Вот так-то, мой друг. Гордеев на днях едет в Париж. Ему повезло, он получил визу. Но он — бывший офицер русского корпуса, воевавшего с немцами в составе французской армии. Может быть, мы с ним там встретимся. Было бы хорошо... Написала и подумала: хорошо ли?

Ради всего святого, ответь мне. Я не могу больше ждать, беспокоюсь и думаю о тебе беспрестанно. Здоров ли ты? Где ты? Почему такое бесконечное молчание?

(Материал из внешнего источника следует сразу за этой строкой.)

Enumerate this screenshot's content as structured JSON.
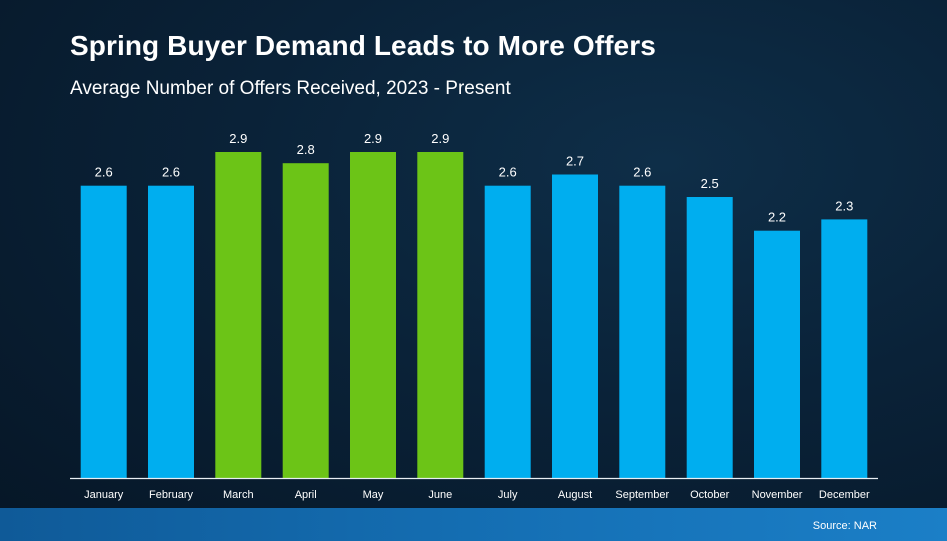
{
  "title": "Spring Buyer Demand Leads to More Offers",
  "subtitle": "Average Number of Offers Received, 2023 - Present",
  "source": "Source: NAR",
  "colors": {
    "default_bar": "#00aeef",
    "spring_bar": "#6cc417",
    "axis": "#e8eef3",
    "text": "#ffffff"
  },
  "chart_data": {
    "type": "bar",
    "title": "Spring Buyer Demand Leads to More Offers",
    "subtitle": "Average Number of Offers Received, 2023 - Present",
    "xlabel": "",
    "ylabel": "",
    "ylim": [
      0,
      2.9
    ],
    "grid": false,
    "legend": "none",
    "categories": [
      "January",
      "February",
      "March",
      "April",
      "May",
      "June",
      "July",
      "August",
      "September",
      "October",
      "November",
      "December"
    ],
    "values": [
      2.6,
      2.6,
      2.9,
      2.8,
      2.9,
      2.9,
      2.6,
      2.7,
      2.6,
      2.5,
      2.2,
      2.3
    ],
    "data_labels": [
      "2.6",
      "2.6",
      "2.9",
      "2.8",
      "2.9",
      "2.9",
      "2.6",
      "2.7",
      "2.6",
      "2.5",
      "2.2",
      "2.3"
    ],
    "highlighted": [
      "March",
      "April",
      "May",
      "June"
    ]
  }
}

Прикладываю 50 пиастров на марки — может быть, у тебя так осложнилось материальное положение?

5.VI.23.

«Греховодник отче Константине! На женску красу не зри, ибо та краса слади́т сперва, а после бывает полыни горше. Не возводи на нее очей своих, да не погибнешь. Беги от красоты женской, как Ной от потопа, как Лот от Содома. Ибо кто есть жена? Сеть, сотворенная бесом, сатанинский праздник, покоище змеиное, болезнь безысцеленная, коза неистовая, ветер северный, день ненастный. Лучше лихорадкой болеть, нежели женой обладаему быть: лихорадка потрясет да отпустит, а жена до смерти иссушит. Кротима — высится, биема — бесится. Всякого зла злее жена».

Все вышеизложенное прописано тебе в назидание. А то, вижу, твоя блондинка совсем тебя полонила...

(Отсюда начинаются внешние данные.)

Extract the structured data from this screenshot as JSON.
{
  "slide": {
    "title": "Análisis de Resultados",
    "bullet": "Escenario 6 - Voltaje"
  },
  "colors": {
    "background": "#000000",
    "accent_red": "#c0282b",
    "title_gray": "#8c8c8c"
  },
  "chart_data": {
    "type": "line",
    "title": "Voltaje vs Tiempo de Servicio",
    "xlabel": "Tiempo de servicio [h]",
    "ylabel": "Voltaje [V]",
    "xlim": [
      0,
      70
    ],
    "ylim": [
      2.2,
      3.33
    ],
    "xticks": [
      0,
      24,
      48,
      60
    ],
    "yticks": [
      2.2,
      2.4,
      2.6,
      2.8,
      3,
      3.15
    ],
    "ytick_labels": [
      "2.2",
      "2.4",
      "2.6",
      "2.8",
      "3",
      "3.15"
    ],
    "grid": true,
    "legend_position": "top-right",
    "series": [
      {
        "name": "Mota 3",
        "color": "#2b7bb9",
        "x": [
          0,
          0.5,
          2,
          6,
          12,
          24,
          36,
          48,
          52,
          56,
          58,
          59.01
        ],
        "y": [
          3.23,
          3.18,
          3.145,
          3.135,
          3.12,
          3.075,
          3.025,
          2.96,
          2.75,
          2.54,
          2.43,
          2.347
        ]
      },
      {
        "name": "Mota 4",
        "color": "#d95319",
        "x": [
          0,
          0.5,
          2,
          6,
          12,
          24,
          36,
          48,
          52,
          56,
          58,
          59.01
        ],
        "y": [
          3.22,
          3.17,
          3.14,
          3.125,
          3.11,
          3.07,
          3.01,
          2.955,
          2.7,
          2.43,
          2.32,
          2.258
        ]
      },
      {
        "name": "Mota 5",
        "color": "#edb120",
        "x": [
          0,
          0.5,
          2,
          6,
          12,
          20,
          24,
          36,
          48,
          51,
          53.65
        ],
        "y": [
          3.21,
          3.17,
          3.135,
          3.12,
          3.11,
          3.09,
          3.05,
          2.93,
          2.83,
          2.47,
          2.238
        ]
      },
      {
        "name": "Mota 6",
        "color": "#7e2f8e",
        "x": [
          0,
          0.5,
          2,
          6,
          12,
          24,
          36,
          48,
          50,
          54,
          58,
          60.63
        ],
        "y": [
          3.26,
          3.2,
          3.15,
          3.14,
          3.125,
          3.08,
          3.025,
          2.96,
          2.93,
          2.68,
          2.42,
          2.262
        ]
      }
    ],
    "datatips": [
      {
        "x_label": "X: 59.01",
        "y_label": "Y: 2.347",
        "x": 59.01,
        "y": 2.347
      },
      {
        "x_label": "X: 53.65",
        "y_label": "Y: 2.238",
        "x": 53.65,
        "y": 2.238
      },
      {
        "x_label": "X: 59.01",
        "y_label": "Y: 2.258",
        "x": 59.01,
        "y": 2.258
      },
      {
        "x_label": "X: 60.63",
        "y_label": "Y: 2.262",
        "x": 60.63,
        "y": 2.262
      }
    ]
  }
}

Я уезжаю числа восемнадцатого в Париж. На днях получаю визу, а теперь целые дни работаю, заканчиваю Кахрие-Джами. Наконец-то на новые позиции! Пиши мне туда — пока на Гордеева (103, Rue de Re

10.VII.23. Чибукли.

Ты спрашиваешь, что меня удерживает? Нет, не муж. Мы спокойно решили разойтись. Облегчает разлуку и то, что он начал кем-то увлекаться, да и очень занят работой по имению хедива. Он — человек деловой, твердо решил разбогатеть, и я убеждена, что когда-нибудь он достигнет цели. Тихий, медлительный, но цепкий, своего не упустит и видит его даже там, где другие ничего не видят. Ко мне он переменился в том отношении, что я ему теперь не очень нужна и даже, со своим сумасбродным характером, немного мешаю.

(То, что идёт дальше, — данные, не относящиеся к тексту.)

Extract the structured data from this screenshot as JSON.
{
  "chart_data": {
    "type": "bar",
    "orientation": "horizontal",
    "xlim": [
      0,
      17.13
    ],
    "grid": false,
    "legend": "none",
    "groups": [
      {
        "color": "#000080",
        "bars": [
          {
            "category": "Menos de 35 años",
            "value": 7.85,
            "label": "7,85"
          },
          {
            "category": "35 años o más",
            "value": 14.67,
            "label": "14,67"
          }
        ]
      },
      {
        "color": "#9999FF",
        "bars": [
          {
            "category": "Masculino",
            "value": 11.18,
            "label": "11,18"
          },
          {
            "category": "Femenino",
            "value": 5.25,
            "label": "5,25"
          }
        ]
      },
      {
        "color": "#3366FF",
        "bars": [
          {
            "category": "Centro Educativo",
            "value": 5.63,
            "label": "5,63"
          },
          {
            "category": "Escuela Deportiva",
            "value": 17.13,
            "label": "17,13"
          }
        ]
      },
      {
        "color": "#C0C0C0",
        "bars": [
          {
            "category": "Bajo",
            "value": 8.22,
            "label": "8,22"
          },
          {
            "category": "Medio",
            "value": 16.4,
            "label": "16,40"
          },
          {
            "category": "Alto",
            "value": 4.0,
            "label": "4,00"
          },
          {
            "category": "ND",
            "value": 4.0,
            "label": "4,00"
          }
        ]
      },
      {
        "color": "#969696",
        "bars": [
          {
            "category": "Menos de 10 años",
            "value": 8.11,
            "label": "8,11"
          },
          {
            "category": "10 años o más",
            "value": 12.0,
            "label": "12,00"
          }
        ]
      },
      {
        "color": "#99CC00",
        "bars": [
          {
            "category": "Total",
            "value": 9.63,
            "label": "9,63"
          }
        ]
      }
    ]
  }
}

Я, конечно, очень хочу уехать в Париж, но как-то страшно сейчас, перед зимой, без гроша, без обуви и одежды. Спасибо, мой дорогой, за твое намерение мне помочь. Может быть, и в самом деле ты мог бы найти кого-нибудь в Париже, кто ссудил бы мне небольшую сумму или устроил на работу? Беда в том, что я все забыла — машинку, математику и т. п. Есть у меня еще надежда на хедива. Он сейчас в Париже. Хочу попросить у него взаймы года на два. Это сложно, потому что я нравлюсь ему, о чем не должна догадываться его ревнивая метресса. Иными словами, надо говорить с ними так, чтобы он не посмел сделать обидного предложения, потому что в таких случаях у меня все летит вверх тормашками. Видишь, какой талант Шехерезады мне нужен! Когда я учила принцесс, он приглашал меня постоянно в сопровождении негров на женскую половину, и мы вели наедине бесконечные разговоры. Боясь, что он начнет за мной ухаживать, я длинно рассуждала о политике, в которой ничего не понимаю и пугала его романтическими похождениями русских женщин в Стамбуле. Впрочем, его не очень-то испугаешь! Тогда все кончилось благополучно. Теперь — сложнее. Мне надо увлечь его живописью, которой он нисколько не интересуется. Удастся ли? Кто знает. Нет, судьба моя странная. Где мне удается, я не беру, а где трудно — лезу на рожон. А хочется мне, как ты, наверное, догадываешься, написать портрет не хедива, а твой.